Ехать? Куда ехать, почему ехать?

– Ты отпроситься сможешь? Жаль, что мне не по силам, не доеду в Колышлевск. Сынок? – голос отца зазвучал ещё тревожнее.

– Я сейчас приеду, папа», – Колышлевск, Аня, Анна Петровна, сестра отца, а он… Он уже рисовал картины собственный свободы, идиот.

Шеф долго не брал трубку, потом бурчал что‑то невнятное. Из всего монолога понял – смысл неожиданно стал выбираться из оков: увольнение по приезде ему обещали в самых красочных выражениях.

Старенькая многоэтажка, где жил отец, почему‑то удивила обшарпанными стенами. Не замечал как? Сбитые ступени, затхлость тёмного подъезда, голая лампочка на сером от пыли проводе перед самой дверью, шуршащие шаги.

– Сынок, – в выцветших глазах вина и тревога, – у тебя не будет проблем?

– Нет, папа, я договорился. Что случилось?

– Понимаешь, мне вчера позвонила Клавдия, Клавдия Олеговна, соседка Анечки.

– А почему ты мне сразу не перезвонил?

– Подумал, что не стоит беспокоить до утра, – отец смутился. – Пойдём в комнату, что мы в коридоре‑то.

В тусклом комнатном свете следы отцовской немощи проступили с жестокой очевидностью.

– Не прибрано тут, – отец лихорадочно выхватывал что‑то из груды разбросанных по всей квартире несвежих тряпок. Впрочем, он тут же бросал их в другое место.

– Не суетись, давай присядем, ты мне всё расскажешь, – Антон с силой усадил старика на разобранную постель.

Не замечал, не видел запустение такой некогда уютной родительской квартирки, эти грязные тряпки, скованность движений отца? Когда он был здесь в последний раз? Чуть больше недели назад, завозил продукты, даже чай пить не стал, Ани ждала его в фитнес‑клубе.
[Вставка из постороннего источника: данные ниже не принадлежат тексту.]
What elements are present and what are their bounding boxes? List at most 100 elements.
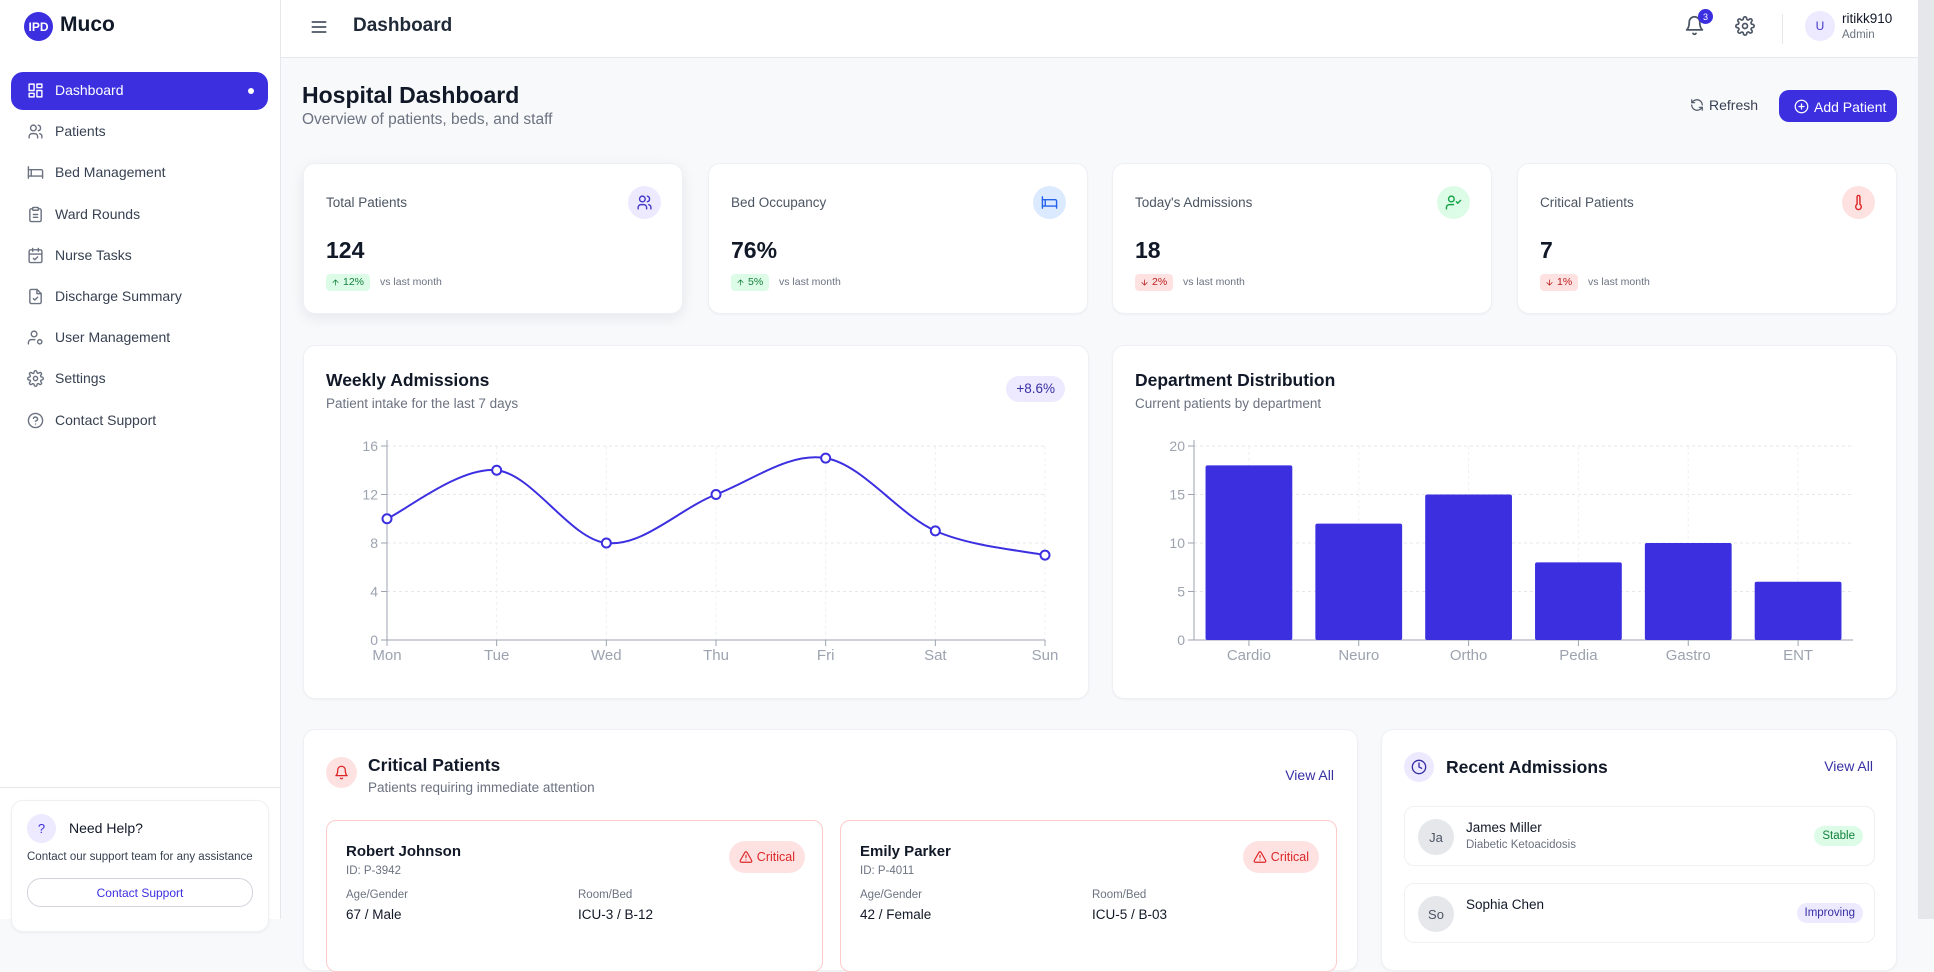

– Рассказывать, сынок, особо нечего. Я и сам ничего не понимаю. Позвонила Клава, они долгое время приятельствовали с Анечкой, раньше в школе вместе преподавали, да и соседками были, сколько я помню. Клавочка помладше Анечки, замужем, у неё детки и внук, взрослый уже, школьник. Это нашей Анечке не повезло, не вышла замуж, деток не нарожала. Одни мы у нее, Тоша.
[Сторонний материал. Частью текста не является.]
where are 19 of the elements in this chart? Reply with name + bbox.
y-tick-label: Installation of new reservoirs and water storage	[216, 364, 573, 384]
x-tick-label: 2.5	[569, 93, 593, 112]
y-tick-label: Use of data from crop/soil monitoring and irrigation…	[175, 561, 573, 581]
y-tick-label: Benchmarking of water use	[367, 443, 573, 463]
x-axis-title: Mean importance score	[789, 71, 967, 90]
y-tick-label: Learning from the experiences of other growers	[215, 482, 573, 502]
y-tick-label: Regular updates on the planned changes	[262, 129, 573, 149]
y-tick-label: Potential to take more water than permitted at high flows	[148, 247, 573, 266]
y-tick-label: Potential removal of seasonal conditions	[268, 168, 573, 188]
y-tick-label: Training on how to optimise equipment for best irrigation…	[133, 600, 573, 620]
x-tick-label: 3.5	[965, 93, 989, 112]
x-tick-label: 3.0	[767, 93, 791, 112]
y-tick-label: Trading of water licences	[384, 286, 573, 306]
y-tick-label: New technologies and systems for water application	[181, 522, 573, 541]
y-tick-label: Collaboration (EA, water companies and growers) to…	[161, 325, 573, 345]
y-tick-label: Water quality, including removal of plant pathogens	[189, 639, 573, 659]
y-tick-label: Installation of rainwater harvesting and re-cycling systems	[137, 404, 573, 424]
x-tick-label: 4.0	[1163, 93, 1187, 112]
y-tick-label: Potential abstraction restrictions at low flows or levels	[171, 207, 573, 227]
«Тоша, Анечка, Клавочка», – как изменился отец после смерти мамы. Ходит – будто прощупывая почву, говорит – словно дует на горячее. Теперь вот эти суффиксы и застывшая в глазах вина.

– Полицию вызывали?

– Вызывали, сынок. Клавушка заподозрила недоброе, Анюта дверь ей не открыла. Это было… да, в понедельник. Весь день звонила в дверь и на телефон. Во вторник с утра самого пришла – опять тишина. К обеду не выдержала, вызвала полицию. Квартиру вскрыли, а там никого.